Arriver à Avignon par un beau soleil couchant d’automne, c’est une admirable chose. L’automne, le soleil couchant, Avignon, ce sont trois harmonies.

La ville des papes s’en va, elle aussi ; l’année de Pierre, cette année qui devait être un cycle, est à son automne ; le soleil catholique, qui s’est levé dans Avignon comme dans Rome, est à son couchant.
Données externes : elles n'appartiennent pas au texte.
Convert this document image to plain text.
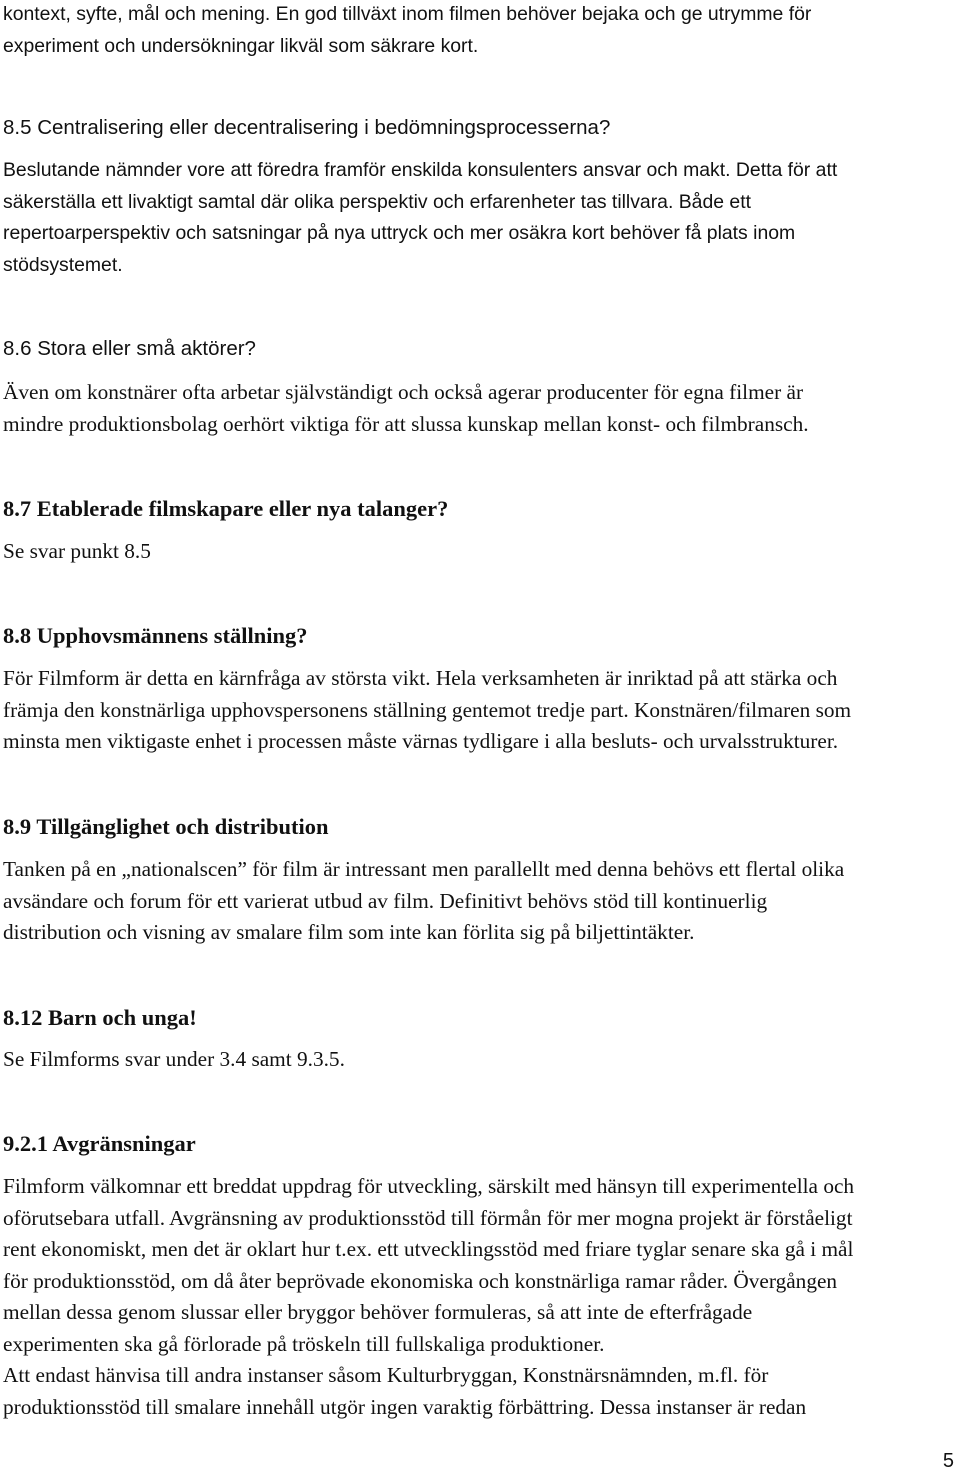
kontext, syfte, mål och mening. En god tillväxt inom filmen behöver bejaka och ge utrymme för
experiment och undersökningar likväl som säkrare kort.
8.5 Centralisering eller decentralisering i bedömningsprocesserna?
Beslutande nämnder vore att föredra framför enskilda konsulenters ansvar och makt. Detta för att
säkerställa ett livaktigt samtal där olika perspektiv och erfarenheter tas tillvara. Både ett
repertoarperspektiv och satsningar på nya uttryck och mer osäkra kort behöver få plats inom
stödsystemet.
8.6 Stora eller små aktörer?
Även om konstnärer ofta arbetar självständigt och också agerar producenter för egna filmer är
mindre produktionsbolag oerhört viktiga för att slussa kunskap mellan konst- och filmbransch.
8.7 Etablerade filmskapare eller nya talanger?
Se svar punkt 8.5
8.8 Upphovsmännens ställning?
För Filmform är detta en kärnfråga av största vikt. Hela verksamheten är inriktad på att stärka och
främja den konstnärliga upphovspersonens ställning gentemot tredje part. Konstnären/filmaren som
minsta men viktigaste enhet i processen måste värnas tydligare i alla besluts- och urvalsstrukturer.
8.9 Tillgänglighet och distribution
Tanken på en „nationalscen” för film är intressant men parallellt med denna behövs ett flertal olika
avsändare och forum för ett varierat utbud av film. Definitivt behövs stöd till kontinuerlig
distribution och visning av smalare film som inte kan förlita sig på biljettintäkter.
8.12 Barn och unga!
Se Filmforms svar under 3.4 samt 9.3.5.
9.2.1 Avgränsningar
Filmform välkomnar ett breddat uppdrag för utveckling, särskilt med hänsyn till experimentella och
oförutsebara utfall. Avgränsning av produktionsstöd till förmån för mer mogna projekt är förståeligt
rent ekonomiskt, men det är oklart hur t.ex. ett utvecklingsstöd med friare tyglar senare ska gå i mål
för produktionsstöd, om då åter beprövade ekonomiska och konstnärliga ramar råder. Övergången
mellan dessa genom slussar eller bryggor behöver formuleras, så att inte de efterfrågade
experimenten ska gå förlorade på tröskeln till fullskaliga produktioner.
Att endast hänvisa till andra instanser såsom Kulturbryggan, Konstnärsnämnden, m.fl. för
produktionsstöd till smalare innehåll utgör ingen varaktig förbättring. Dessa instanser är redan
5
De loin, l’admirable ville, qui a quelque chose du destin de Rome, a quelque chose de la forme d’Athènes. Ses murailles, dont la pierre est dorée comme les ruines augustes du Péloponèse, ont un reflet de la beauté grecque. Comme Athènes, Avignon a son acropolis ; le château des papes est son parthénon.

Les collines sont calcaires, les toits sont italiens, ce qui enveloppe la ville d’un horizon plein de tons chauds et de lignes droites, que coupent dans le lointain des groupes de grosses tours rondes. À mesure que vous avancez, le mouvement du bateau à vapeur en marche fait que ces groupes de tours se décomposent et se recomposent, aux rayons du soleil, sans jamais rien perdre de leur unité pittoresque et sévère, comme si Poussin lui-même les dérangeait et les remettait en place.